Ich lehne mich an sie, aber schlucke eine erneute Antwort herunter. Wie sehr mich Zweifel plagen, braucht sie nicht zu wissen.
Da hat auch das hundertmalige Lesen des Briefes nichts geholfen. Wirklich glauben kann ich es nicht.
»Müssen wir einen Überseecontainer mieten, oder meinst du, deine tausenden CDs aus aller Welt können hierbleiben?«, reißt Mama mich aus meinen Gedanken.
»Naja, ein ganzer Container muss es nicht gerade sein, eine Festplatte sollte ausreichen.«
Mit einem Lächeln steht Mama auf und geht. »Na dann sollte das ja kein Problem sein. Ich lass dich dann mal weiter in Ruhe nachdenken. Gute Nacht, Süße.«
Bevor ich ihr noch so etwas wie ein Schnauben hinterherschicken kann, ist sie schon aus der Tür gehuscht.

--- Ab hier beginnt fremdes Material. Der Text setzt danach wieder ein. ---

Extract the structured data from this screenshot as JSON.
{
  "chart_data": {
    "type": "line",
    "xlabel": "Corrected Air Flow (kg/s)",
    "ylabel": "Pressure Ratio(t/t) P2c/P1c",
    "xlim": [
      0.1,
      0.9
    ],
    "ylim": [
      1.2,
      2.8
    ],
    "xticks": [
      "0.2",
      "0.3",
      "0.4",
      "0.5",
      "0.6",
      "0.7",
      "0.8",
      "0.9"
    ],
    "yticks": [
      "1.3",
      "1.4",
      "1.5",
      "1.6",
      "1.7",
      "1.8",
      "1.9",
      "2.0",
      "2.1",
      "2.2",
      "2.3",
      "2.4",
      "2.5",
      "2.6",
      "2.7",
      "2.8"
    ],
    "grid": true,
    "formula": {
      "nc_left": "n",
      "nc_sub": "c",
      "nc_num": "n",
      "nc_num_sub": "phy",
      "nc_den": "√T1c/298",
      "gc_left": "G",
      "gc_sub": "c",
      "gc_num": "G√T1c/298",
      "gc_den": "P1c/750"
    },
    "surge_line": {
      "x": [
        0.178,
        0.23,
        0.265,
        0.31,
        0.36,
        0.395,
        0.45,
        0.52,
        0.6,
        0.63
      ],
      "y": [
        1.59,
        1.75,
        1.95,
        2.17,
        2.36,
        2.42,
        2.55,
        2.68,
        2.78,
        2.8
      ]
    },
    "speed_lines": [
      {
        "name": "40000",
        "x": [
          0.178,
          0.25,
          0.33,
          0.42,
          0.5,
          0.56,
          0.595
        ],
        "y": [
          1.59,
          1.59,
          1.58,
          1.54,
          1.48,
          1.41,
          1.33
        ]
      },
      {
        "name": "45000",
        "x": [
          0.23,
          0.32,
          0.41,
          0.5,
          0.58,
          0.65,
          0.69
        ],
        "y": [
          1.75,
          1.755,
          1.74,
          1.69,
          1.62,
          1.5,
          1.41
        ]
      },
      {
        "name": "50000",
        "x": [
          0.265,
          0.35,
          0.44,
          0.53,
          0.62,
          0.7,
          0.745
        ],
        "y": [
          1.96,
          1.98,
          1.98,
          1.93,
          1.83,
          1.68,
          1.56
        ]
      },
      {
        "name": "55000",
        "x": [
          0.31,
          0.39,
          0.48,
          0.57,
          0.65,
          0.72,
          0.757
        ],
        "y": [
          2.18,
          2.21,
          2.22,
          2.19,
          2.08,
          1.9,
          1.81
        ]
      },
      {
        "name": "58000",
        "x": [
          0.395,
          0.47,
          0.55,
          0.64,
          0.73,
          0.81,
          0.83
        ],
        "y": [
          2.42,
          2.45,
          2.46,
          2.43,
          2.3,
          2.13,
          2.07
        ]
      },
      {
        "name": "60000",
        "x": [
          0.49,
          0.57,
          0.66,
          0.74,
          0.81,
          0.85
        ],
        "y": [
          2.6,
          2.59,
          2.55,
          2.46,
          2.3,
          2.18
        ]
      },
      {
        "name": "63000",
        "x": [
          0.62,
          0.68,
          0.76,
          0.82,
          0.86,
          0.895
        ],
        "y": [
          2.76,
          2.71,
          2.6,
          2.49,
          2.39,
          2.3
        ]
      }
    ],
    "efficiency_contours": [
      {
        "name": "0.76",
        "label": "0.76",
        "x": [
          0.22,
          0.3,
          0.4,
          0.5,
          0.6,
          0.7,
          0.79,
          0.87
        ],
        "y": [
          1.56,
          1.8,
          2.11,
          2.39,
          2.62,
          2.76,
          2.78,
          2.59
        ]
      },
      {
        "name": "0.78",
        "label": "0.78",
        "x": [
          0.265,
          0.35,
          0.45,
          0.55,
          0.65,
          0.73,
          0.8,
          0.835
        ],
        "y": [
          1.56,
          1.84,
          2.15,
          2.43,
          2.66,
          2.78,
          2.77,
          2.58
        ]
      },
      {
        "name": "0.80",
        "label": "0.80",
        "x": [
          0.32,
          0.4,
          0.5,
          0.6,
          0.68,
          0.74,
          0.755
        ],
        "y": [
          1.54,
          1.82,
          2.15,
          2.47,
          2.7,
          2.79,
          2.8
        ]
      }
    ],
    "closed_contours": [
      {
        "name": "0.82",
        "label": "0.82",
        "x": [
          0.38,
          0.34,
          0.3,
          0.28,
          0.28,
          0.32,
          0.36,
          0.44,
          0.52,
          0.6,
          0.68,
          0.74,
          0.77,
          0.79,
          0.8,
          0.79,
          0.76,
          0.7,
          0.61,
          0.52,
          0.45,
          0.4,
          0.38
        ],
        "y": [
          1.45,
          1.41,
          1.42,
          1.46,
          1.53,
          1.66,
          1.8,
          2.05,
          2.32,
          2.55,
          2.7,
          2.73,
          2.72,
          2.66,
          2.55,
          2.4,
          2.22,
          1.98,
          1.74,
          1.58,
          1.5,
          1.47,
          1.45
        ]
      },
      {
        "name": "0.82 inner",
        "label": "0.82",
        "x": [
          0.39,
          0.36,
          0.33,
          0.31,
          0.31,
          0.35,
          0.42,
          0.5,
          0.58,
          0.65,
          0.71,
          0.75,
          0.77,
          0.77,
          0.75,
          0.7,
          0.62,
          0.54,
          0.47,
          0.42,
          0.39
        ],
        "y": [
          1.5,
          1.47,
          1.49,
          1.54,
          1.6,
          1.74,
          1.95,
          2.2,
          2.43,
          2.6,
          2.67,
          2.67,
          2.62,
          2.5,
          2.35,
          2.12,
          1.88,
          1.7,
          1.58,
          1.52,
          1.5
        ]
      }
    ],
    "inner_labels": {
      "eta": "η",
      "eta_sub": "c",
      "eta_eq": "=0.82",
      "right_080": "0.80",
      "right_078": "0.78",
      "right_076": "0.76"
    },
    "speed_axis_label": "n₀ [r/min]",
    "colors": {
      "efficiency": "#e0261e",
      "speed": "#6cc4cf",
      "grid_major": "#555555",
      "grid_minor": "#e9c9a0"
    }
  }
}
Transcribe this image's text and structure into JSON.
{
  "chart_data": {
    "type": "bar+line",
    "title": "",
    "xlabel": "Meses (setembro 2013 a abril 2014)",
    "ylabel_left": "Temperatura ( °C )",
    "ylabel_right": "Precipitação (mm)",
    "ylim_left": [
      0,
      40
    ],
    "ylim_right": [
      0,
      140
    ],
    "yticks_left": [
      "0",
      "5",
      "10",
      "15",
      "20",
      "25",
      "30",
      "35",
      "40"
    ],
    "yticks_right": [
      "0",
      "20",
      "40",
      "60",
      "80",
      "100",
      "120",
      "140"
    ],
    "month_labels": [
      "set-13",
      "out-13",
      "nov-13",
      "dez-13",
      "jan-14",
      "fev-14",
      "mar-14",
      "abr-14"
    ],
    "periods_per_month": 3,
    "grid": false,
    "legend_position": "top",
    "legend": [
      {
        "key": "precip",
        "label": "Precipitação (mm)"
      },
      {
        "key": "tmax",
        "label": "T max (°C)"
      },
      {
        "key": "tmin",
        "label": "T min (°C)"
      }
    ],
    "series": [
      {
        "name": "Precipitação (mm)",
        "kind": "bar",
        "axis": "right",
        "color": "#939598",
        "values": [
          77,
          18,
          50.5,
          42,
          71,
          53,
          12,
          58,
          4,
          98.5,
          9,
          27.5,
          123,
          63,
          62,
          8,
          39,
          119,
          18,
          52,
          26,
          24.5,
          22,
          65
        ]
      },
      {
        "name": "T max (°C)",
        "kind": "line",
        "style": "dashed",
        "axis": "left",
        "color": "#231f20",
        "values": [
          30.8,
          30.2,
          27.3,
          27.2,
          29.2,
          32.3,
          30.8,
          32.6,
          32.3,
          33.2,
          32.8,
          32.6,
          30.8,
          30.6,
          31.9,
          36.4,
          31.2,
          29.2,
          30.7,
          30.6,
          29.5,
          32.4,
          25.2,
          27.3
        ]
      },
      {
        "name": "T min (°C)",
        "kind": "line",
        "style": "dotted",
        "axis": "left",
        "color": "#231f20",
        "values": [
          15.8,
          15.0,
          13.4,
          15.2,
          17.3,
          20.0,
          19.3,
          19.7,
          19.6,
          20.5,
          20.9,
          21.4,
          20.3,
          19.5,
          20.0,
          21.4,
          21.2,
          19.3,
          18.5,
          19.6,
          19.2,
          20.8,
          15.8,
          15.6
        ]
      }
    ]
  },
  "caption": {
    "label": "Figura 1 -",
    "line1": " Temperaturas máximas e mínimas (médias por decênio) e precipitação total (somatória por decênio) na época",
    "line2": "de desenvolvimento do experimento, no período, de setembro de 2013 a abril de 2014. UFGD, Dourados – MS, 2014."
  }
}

Ich liege noch ewig wach und lausche den Klängen Chopins, die aus den Lautsprechern rieseln, nachdem ich das Licht meiner Nachttischlampe ausgeknipst und mir meine Chucks von den Beinen gestriffen habe. Mein Gedankenkarussell dreht sich auf Hochtouren und will einfach nicht stillstehen. Eigentlich beruhigen mich die Nucturnes von Chopin abends immer, aber heute will das nicht gelingen. Nach einer gefühlten Ewigkeit und endlosen Grübeleien, die sich teils aus Zweifeln, teils aus Vorfreude zusammensetzen, schlafe ich endlich ein.
***
Noch ein letztes Mal gehe ich hinaus zu meinem Teich im Wald. Wie immer lasse ich mich auf den Baumstumpf sinken und strekke meine Beine aus. Ich atme die warme, nach Wasser und Natur duftende Luft ein. Augenblicklich umfängt mich wieder diese ruhige und entspannende Atmosphäre, die meinen Puls und meine Atmung verlangsamen.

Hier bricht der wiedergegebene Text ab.